In between these soft blows, however, some serious punches were landed. YouTube founder Steve Chen’s message to the troops to prioritize growth “through whatever tactics, however evil” will come back to haunt him. Meanwhile Viacom’s marketing campaigns — which led them to upload thousands of videos through proxy accounts before later demanding they be taken down — seem barely credible as the foundation for a claim of $1 billion in damages.
With all this going on, it’s easy to get caught up in the salacious details. But there’s something else far more important going on here that should make every web entrepreneur sit up and take notice. Depending on how New York District Judge Louis Stanton rules, some of the fundamental basics of Internet law could get rewritten. Cases like Viacom’s put principles such as safe harbor under threat – something that could alter the relationship between web sites and their users: Who owns a tweet? Who can say what on Facebook? Where does the line fall between virality and piracy? When does a service become responsible for what its users do?
In a world where real-time, social web services are pushing the boundaries, a win for Viacom could endanger all sorts of innovation.
It’s only five years since the last major shift in this area, when the Supreme Court ruled that Grokster had thrown away its claim to safe harbor by enticing users to break the law. Judge Stanton’s decision — which rests on less evidence and more interpretation — is more difficult to make and could create a trickier precedent.

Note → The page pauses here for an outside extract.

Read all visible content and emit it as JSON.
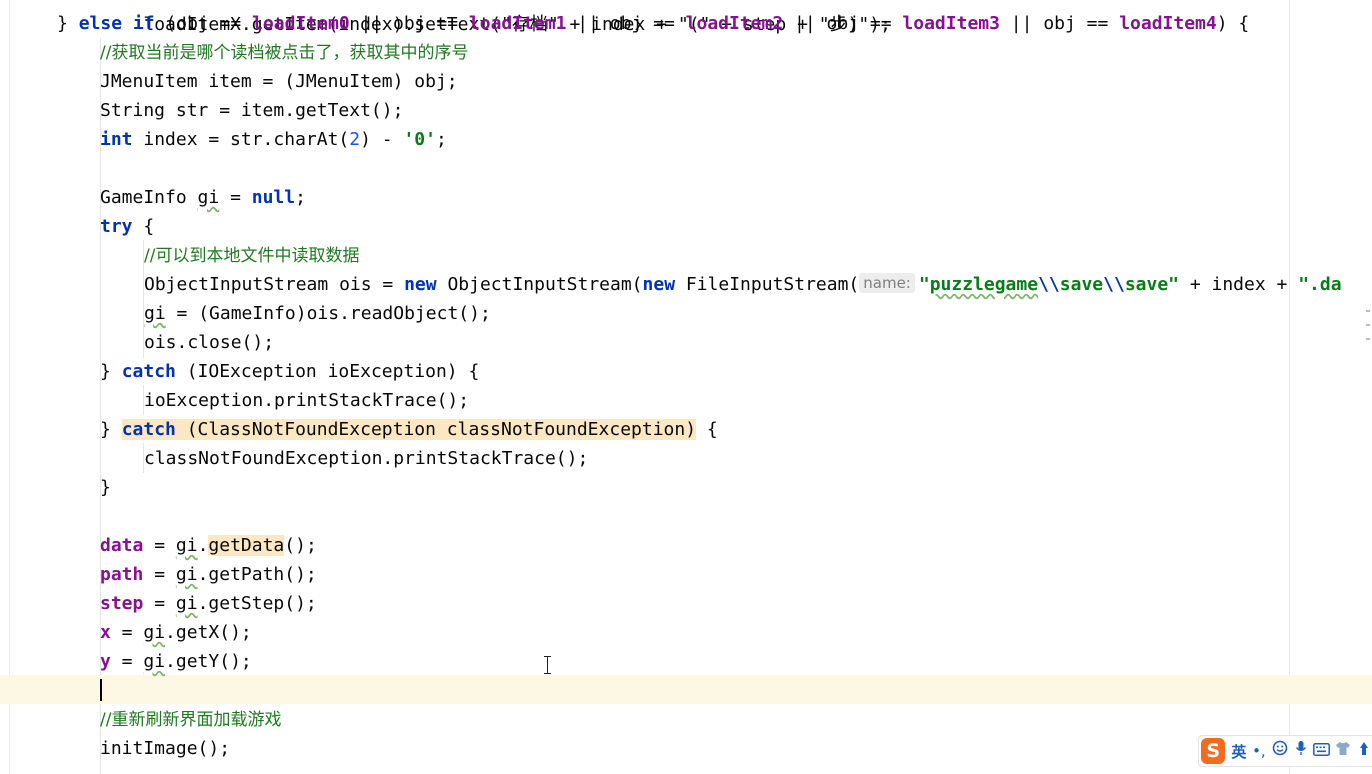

It’s not only in the United States that fundamental Internet laws face a big test, too. In Britain, the Digital Economy Bill — a radical attempt to rewrite the rulebook on high-tech legislation in a way that goes further than the DMCA – could become law without ever being fully debated by Parliament. These are vital moments for web businesses — and the people behind them — all over the world.
We live in a world where the law is set by courts, judges and politicians. We know that technological change is challenging to the status quo, and that progress often pushes the envelope for legislators. But in their hasty attempt to keep pace with change, the danger is that they may end up going too far. I’m not a lawyer. I don’t know which way the judge’s decision will fall in New York, or whether British politicians will vote the Digital Economy Bill into law. But anyone who is simply enjoying the jeers and cat calls coming from the gallery isn’t thinking hard enough about what’s happening.